The mitochondrial abnormality found in MELAS is due to point mutations of mitochondrial DNA. The most common mutation is an A>G transition at the tRNA Leu (UUR) 3243, which causes a defect in the mitochondrial protein synthesis, impairing adenosine triphosphate (ATP) production. Pavlakis et al. described the syndrome in 1984, after observing children who were usually normal at birth and during early infancy, but who were subsequently evaluated with delayed growth, episodic vomiting, seizures, and recurrent cerebral injuries resembling strokes.

The stroke-like events occur in almost all patients with MELAS and most frequently give rise to neurologic deficits such as hemiparesis, hemianopia, or cortical blindness. The proposed clinical diagnosis of MELAS is based on three major features: 1) occurrence of stroke-like episodes before 40 years of age; 2) presence of encephalopathy with seizures and/or dementia; and 3) the presence of lactic acidosis, ragged red muscle fibers as well as the presence of additional symptoms such as recurrent headaches and recurrent vomiting.
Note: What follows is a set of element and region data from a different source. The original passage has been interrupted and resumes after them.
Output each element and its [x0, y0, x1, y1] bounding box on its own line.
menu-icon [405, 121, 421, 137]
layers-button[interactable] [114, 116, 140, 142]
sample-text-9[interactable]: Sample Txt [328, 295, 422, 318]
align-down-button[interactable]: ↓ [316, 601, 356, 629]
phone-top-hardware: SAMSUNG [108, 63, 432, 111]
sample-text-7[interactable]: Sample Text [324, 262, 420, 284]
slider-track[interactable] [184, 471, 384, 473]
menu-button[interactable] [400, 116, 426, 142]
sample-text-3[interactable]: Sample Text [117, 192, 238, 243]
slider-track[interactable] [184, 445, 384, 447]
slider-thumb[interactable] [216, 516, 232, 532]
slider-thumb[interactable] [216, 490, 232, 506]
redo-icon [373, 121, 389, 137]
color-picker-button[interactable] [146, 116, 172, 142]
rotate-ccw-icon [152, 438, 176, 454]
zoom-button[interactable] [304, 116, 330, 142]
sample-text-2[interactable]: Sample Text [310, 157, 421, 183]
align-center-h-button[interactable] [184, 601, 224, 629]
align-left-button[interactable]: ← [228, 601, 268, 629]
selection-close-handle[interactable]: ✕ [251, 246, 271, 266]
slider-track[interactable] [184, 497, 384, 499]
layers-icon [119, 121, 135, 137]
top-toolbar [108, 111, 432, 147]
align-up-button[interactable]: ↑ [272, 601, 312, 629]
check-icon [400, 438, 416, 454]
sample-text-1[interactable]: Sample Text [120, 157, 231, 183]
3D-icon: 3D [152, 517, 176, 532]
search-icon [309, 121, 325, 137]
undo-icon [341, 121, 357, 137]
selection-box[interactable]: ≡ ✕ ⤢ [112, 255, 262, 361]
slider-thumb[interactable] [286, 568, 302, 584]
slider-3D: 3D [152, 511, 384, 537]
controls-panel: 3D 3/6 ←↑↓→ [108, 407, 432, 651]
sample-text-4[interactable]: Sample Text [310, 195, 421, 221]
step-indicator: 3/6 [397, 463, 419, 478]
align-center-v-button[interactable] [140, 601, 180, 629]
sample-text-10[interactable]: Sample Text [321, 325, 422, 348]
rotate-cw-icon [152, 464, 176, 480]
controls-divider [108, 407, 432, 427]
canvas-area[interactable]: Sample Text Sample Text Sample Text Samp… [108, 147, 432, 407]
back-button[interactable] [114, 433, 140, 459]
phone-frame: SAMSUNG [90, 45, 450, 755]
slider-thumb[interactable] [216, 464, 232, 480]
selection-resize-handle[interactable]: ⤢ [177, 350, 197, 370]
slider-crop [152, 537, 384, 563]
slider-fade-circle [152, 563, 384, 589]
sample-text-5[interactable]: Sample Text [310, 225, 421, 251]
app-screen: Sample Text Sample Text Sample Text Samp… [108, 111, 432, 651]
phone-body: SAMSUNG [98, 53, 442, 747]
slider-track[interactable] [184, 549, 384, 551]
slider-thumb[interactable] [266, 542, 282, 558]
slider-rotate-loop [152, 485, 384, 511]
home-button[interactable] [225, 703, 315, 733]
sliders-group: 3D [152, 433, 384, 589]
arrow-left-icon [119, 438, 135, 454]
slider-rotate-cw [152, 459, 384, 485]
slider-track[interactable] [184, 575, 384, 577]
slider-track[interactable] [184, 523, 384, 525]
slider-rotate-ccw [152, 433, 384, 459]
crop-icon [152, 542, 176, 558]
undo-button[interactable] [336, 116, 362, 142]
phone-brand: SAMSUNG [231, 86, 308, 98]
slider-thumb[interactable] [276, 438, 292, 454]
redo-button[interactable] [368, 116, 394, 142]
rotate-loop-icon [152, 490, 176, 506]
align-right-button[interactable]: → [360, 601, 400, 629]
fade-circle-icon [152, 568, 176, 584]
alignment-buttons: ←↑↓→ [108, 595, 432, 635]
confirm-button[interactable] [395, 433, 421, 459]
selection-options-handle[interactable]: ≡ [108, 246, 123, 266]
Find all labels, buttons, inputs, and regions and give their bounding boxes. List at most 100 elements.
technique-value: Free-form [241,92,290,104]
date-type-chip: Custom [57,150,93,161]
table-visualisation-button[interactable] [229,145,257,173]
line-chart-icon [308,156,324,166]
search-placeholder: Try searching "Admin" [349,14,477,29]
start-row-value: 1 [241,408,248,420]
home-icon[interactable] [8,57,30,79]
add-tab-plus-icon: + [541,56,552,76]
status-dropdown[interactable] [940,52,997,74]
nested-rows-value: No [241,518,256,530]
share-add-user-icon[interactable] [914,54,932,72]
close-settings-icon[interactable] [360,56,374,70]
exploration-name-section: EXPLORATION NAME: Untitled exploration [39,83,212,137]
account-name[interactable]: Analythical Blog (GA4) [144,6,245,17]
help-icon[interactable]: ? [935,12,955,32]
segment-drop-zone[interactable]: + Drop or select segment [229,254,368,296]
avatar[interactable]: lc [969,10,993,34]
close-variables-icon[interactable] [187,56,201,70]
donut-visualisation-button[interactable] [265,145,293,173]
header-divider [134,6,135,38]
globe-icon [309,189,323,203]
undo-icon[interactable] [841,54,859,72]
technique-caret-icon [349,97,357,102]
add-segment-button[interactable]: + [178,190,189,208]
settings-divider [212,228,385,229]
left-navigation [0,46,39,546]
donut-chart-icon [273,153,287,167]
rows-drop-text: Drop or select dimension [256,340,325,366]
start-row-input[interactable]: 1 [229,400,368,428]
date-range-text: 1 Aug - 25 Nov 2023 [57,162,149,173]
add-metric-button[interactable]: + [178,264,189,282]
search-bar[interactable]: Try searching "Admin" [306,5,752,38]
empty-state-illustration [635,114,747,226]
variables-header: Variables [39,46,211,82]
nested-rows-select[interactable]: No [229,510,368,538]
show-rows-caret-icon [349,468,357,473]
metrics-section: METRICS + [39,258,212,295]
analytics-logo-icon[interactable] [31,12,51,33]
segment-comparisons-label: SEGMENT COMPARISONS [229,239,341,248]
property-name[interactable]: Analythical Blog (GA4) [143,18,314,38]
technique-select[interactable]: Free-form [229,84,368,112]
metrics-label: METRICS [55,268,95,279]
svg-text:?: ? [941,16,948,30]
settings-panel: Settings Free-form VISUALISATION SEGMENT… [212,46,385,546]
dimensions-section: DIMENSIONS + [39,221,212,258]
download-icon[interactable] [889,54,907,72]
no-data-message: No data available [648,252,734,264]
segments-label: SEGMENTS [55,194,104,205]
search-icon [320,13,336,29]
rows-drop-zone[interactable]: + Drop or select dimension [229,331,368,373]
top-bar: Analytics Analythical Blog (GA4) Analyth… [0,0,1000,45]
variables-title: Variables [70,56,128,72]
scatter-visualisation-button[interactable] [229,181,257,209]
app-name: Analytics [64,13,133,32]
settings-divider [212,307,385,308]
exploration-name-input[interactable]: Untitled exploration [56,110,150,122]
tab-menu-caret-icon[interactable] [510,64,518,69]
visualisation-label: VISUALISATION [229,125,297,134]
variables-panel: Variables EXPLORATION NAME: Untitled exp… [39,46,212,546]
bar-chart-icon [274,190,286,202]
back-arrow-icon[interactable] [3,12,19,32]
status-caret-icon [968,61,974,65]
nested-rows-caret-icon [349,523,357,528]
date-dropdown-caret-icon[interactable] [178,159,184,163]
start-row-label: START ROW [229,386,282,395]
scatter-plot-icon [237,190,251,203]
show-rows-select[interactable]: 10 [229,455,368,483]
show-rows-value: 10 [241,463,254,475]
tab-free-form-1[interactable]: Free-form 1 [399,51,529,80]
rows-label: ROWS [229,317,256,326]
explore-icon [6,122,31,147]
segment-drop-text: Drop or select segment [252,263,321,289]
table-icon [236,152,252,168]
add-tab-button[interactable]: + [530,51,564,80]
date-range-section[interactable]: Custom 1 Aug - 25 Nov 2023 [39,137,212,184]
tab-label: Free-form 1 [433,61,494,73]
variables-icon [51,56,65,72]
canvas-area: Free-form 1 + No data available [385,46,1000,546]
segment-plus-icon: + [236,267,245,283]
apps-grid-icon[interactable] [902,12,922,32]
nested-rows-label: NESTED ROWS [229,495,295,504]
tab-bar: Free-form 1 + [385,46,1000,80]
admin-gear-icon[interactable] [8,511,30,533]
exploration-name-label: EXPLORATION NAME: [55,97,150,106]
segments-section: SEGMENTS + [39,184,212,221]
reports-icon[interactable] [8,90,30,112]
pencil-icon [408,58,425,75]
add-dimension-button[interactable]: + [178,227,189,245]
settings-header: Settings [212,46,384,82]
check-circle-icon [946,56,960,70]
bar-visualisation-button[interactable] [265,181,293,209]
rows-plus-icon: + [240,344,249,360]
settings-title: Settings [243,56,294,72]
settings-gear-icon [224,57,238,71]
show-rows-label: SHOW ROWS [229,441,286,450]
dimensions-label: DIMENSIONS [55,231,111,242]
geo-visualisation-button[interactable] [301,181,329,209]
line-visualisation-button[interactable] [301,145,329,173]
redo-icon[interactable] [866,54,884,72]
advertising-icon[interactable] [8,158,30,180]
Clinical features that help distinguish MELAS syndrome from typical herpes simplex encephalitis (HSE) or other viral infection include the absence of fever, lack of prominent alteration in consciousness, and a normal CSF cell count.

Imaging findings have been reported as multiple stroke-like lesions, calcification of the basal ganglia, and diffuse atrophy. On standard MR images, the imaging hallmark of MELAS is the presence of infarct-like, often transient lesions that are not confined to the vascular territories but have a predilection to the posterior part of the cerebral hemispheres. Diffusion-weighted imaging can show variable results; however, during an acute stroke-like episode, ADC maps usually show low values, demonstrating cytotoxic edema. Since ADC values are higher in the non-affected areas than the controls, it can be inferred that MELAS involves the entire brain. Proton MR spectroscopy classically shows an increased lactate peak at 1.3 ppm, better seen at an intermediate echo time when it inverts, which can also be seen over the ventricles.

Invasive procedures may help to diagnose this condition including the quantification of the lactic acid in the serum and CSF, presence of ragged red fibers on muscle biopsy, and an increased number of mitochondria in endothelial cells of small cerebral arteries.